Does data compression lead to more fragmentation?

Lately I have been asked how data compression impacts fragmentation (i.e. does it cause more or less fragmentation?). I believe this question is best answered by looking at how does fragmentation occur in the first place and then analyze each of these cases for compressed and uncompressed data.

Let us start off with create clustered index on a table so there is no fragmentation to begin with. Now the following operations will cause fragmentation

· Delete Operaton: This means the pages are not as full as they can be. The delete operation will cause fragmentation both with/without data compression but the impact will be lower with data compression.
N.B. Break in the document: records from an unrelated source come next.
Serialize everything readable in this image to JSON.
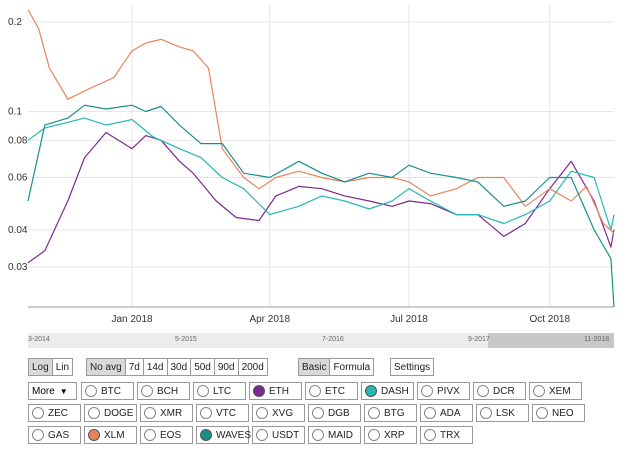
{
  "chart_data": {
    "type": "line",
    "yscale": "log",
    "ylim": [
      0.022,
      0.23
    ],
    "xlim": [
      "2017-10-25",
      "2018-11-12"
    ],
    "y_ticks": [
      {
        "value": 0.03,
        "label": "0.03"
      },
      {
        "value": 0.04,
        "label": "0.04"
      },
      {
        "value": 0.06,
        "label": "0.06"
      },
      {
        "value": 0.08,
        "label": "0.08"
      },
      {
        "value": 0.1,
        "label": "0.1"
      },
      {
        "value": 0.2,
        "label": "0.2"
      }
    ],
    "x_ticks": [
      {
        "value": "2018-01-01",
        "label": "Jan 2018"
      },
      {
        "value": "2018-04-01",
        "label": "Apr 2018"
      },
      {
        "value": "2018-07-01",
        "label": "Jul 2018"
      },
      {
        "value": "2018-10-01",
        "label": "Oct 2018"
      }
    ],
    "grid": true,
    "series": [
      {
        "name": "ETH",
        "color": "#7b2a92",
        "x": [
          "2017-10-25",
          "2017-11-05",
          "2017-11-20",
          "2017-12-01",
          "2017-12-15",
          "2018-01-01",
          "2018-01-10",
          "2018-01-20",
          "2018-02-01",
          "2018-02-10",
          "2018-02-25",
          "2018-03-10",
          "2018-03-25",
          "2018-04-05",
          "2018-04-20",
          "2018-05-05",
          "2018-05-20",
          "2018-06-05",
          "2018-06-20",
          "2018-07-01",
          "2018-07-15",
          "2018-08-01",
          "2018-08-15",
          "2018-09-01",
          "2018-09-15",
          "2018-10-01",
          "2018-10-15",
          "2018-10-30",
          "2018-11-10",
          "2018-11-12"
        ],
        "y": [
          0.031,
          0.034,
          0.05,
          0.07,
          0.085,
          0.075,
          0.083,
          0.08,
          0.068,
          0.062,
          0.05,
          0.044,
          0.043,
          0.052,
          0.056,
          0.055,
          0.052,
          0.05,
          0.048,
          0.05,
          0.049,
          0.045,
          0.045,
          0.038,
          0.042,
          0.055,
          0.068,
          0.05,
          0.035,
          0.04
        ]
      },
      {
        "name": "DASH",
        "color": "#25b7b5",
        "x": [
          "2017-10-25",
          "2017-11-05",
          "2017-11-20",
          "2017-12-01",
          "2017-12-15",
          "2018-01-01",
          "2018-01-15",
          "2018-02-01",
          "2018-02-15",
          "2018-03-01",
          "2018-03-15",
          "2018-04-01",
          "2018-04-20",
          "2018-05-05",
          "2018-05-20",
          "2018-06-05",
          "2018-06-20",
          "2018-07-01",
          "2018-07-15",
          "2018-08-01",
          "2018-08-15",
          "2018-09-01",
          "2018-09-15",
          "2018-10-01",
          "2018-10-15",
          "2018-10-30",
          "2018-11-10",
          "2018-11-12"
        ],
        "y": [
          0.08,
          0.088,
          0.092,
          0.095,
          0.09,
          0.094,
          0.082,
          0.075,
          0.07,
          0.06,
          0.055,
          0.045,
          0.048,
          0.052,
          0.05,
          0.047,
          0.05,
          0.055,
          0.05,
          0.045,
          0.045,
          0.042,
          0.045,
          0.05,
          0.063,
          0.06,
          0.04,
          0.045
        ]
      },
      {
        "name": "XLM",
        "color": "#e8845a",
        "x": [
          "2017-10-25",
          "2017-11-01",
          "2017-11-08",
          "2017-11-20",
          "2017-12-05",
          "2017-12-20",
          "2018-01-01",
          "2018-01-10",
          "2018-01-20",
          "2018-02-01",
          "2018-02-10",
          "2018-02-20",
          "2018-03-01",
          "2018-03-15",
          "2018-03-25",
          "2018-04-05",
          "2018-04-20",
          "2018-05-05",
          "2018-05-20",
          "2018-06-05",
          "2018-06-20",
          "2018-07-01",
          "2018-07-15",
          "2018-08-01",
          "2018-08-15",
          "2018-09-01",
          "2018-09-15",
          "2018-10-01",
          "2018-10-15",
          "2018-10-25",
          "2018-11-05",
          "2018-11-12"
        ],
        "y": [
          0.22,
          0.19,
          0.14,
          0.11,
          0.12,
          0.13,
          0.16,
          0.17,
          0.175,
          0.165,
          0.16,
          0.14,
          0.075,
          0.06,
          0.055,
          0.06,
          0.063,
          0.06,
          0.058,
          0.06,
          0.06,
          0.058,
          0.052,
          0.055,
          0.06,
          0.06,
          0.048,
          0.055,
          0.05,
          0.056,
          0.042,
          0.039
        ]
      },
      {
        "name": "WAVES",
        "color": "#1a8f8a",
        "x": [
          "2017-10-25",
          "2017-11-05",
          "2017-11-20",
          "2017-12-01",
          "2017-12-15",
          "2018-01-01",
          "2018-01-10",
          "2018-01-20",
          "2018-02-01",
          "2018-02-15",
          "2018-03-01",
          "2018-03-15",
          "2018-04-01",
          "2018-04-20",
          "2018-05-05",
          "2018-05-20",
          "2018-06-05",
          "2018-06-20",
          "2018-07-01",
          "2018-07-15",
          "2018-08-01",
          "2018-08-15",
          "2018-09-01",
          "2018-09-15",
          "2018-10-01",
          "2018-10-15",
          "2018-10-30",
          "2018-11-10",
          "2018-11-12"
        ],
        "y": [
          0.05,
          0.09,
          0.095,
          0.105,
          0.102,
          0.105,
          0.1,
          0.104,
          0.09,
          0.078,
          0.078,
          0.062,
          0.06,
          0.068,
          0.062,
          0.058,
          0.062,
          0.06,
          0.066,
          0.062,
          0.06,
          0.058,
          0.048,
          0.05,
          0.06,
          0.06,
          0.04,
          0.032,
          0.022
        ]
      }
    ]
  },
  "navigator": {
    "labels": [
      "3-2014",
      "5-2015",
      "7-2016",
      "9-2017",
      "11-2018"
    ]
  },
  "scale_toggle": {
    "log": "Log",
    "lin": "Lin"
  },
  "averages": [
    "No avg",
    "7d",
    "14d",
    "30d",
    "50d",
    "90d",
    "200d"
  ],
  "modes": [
    "Basic",
    "Formula"
  ],
  "settings_label": "Settings",
  "more_label": "More",
  "coins": [
    {
      "label": "BTC",
      "on": false,
      "color": ""
    },
    {
      "label": "BCH",
      "on": false,
      "color": ""
    },
    {
      "label": "LTC",
      "on": false,
      "color": ""
    },
    {
      "label": "ETH",
      "on": true,
      "color": "#7b2a92"
    },
    {
      "label": "ETC",
      "on": false,
      "color": ""
    },
    {
      "label": "DASH",
      "on": true,
      "color": "#25b7b5"
    },
    {
      "label": "PIVX",
      "on": false,
      "color": ""
    },
    {
      "label": "DCR",
      "on": false,
      "color": ""
    },
    {
      "label": "XEM",
      "on": false,
      "color": ""
    },
    {
      "label": "ZEC",
      "on": false,
      "color": ""
    },
    {
      "label": "DOGE",
      "on": false,
      "color": ""
    },
    {
      "label": "XMR",
      "on": false,
      "color": ""
    },
    {
      "label": "VTC",
      "on": false,
      "color": ""
    },
    {
      "label": "XVG",
      "on": false,
      "color": ""
    },
    {
      "label": "DGB",
      "on": false,
      "color": ""
    },
    {
      "label": "BTG",
      "on": false,
      "color": ""
    },
    {
      "label": "ADA",
      "on": false,
      "color": ""
    },
    {
      "label": "LSK",
      "on": false,
      "color": ""
    },
    {
      "label": "NEO",
      "on": false,
      "color": ""
    },
    {
      "label": "GAS",
      "on": false,
      "color": ""
    },
    {
      "label": "XLM",
      "on": true,
      "color": "#e8845a"
    },
    {
      "label": "EOS",
      "on": false,
      "color": ""
    },
    {
      "label": "WAVES",
      "on": true,
      "color": "#1a8f8a"
    },
    {
      "label": "USDT",
      "on": false,
      "color": ""
    },
    {
      "label": "MAID",
      "on": false,
      "color": ""
    },
    {
      "label": "XRP",
      "on": false,
      "color": ""
    },
    {
      "label": "TRX",
      "on": false,
      "color": ""
    }
  ]
}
For example, if you assume 50% compression (i.e. compressed data row is ½ the size of the uncompressed row) for an average uncompressed rowsize of 200 bytes. Now if we delete 10 rows on a page, the uncompressed page will have 2000 bytes of free space (i.e. 25% additional fragmentation within the page) while the compressed page will have 1000 free bytes (i.e. 12.5% additional fragmentation within the page)
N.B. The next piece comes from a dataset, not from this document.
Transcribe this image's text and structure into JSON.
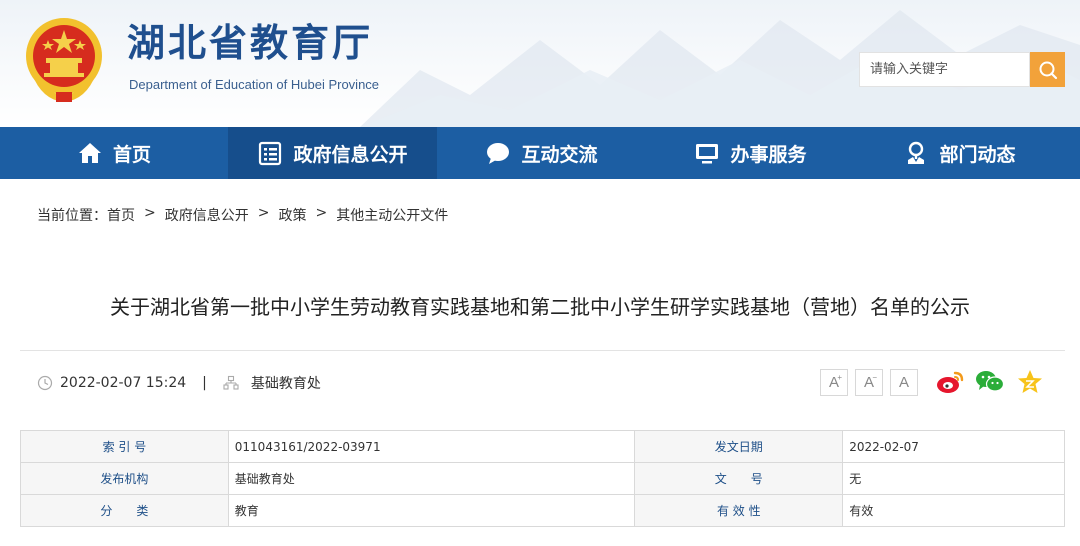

· Insert Operation: when a row is inserted, the SQL Server will find the appropriate page to insert the row. If there is space in the page, the row will be inserted without additional fragmentation. However, if there is not sufficient space on the page to store the row, it will cause a page split which will potentially lead to fragmentation. You should see similar fragmentation with/without data compression

· Update Operation: An update operation can cause a page split if the update is causes rowsize to increase, a common case when updating variable length columns. As you may recall, both with ROW and PAGE compression, we store fixed length data type as variable length. So if you are changing the value of a say an integer column from 1 to 100000, it will cause the rowsize to increase from 1 byte to 3 bytes. If there was no space on the page, it will lead to page split thereby causing potential fragmentation. However, if you had not compressed the data, then fixed length columns take the maximum space possible in the row so such updates will not cause any changes to the size of the row. So if your application changes fixed length column types, you can potentially see additional fragmentation with data compression.

As you can see from the discussion above, the impact of data compression on fragmentation will depend on the schema, data distribution and the application. You can minimize fragmentation by using a lower fill factor but then you table will take more space.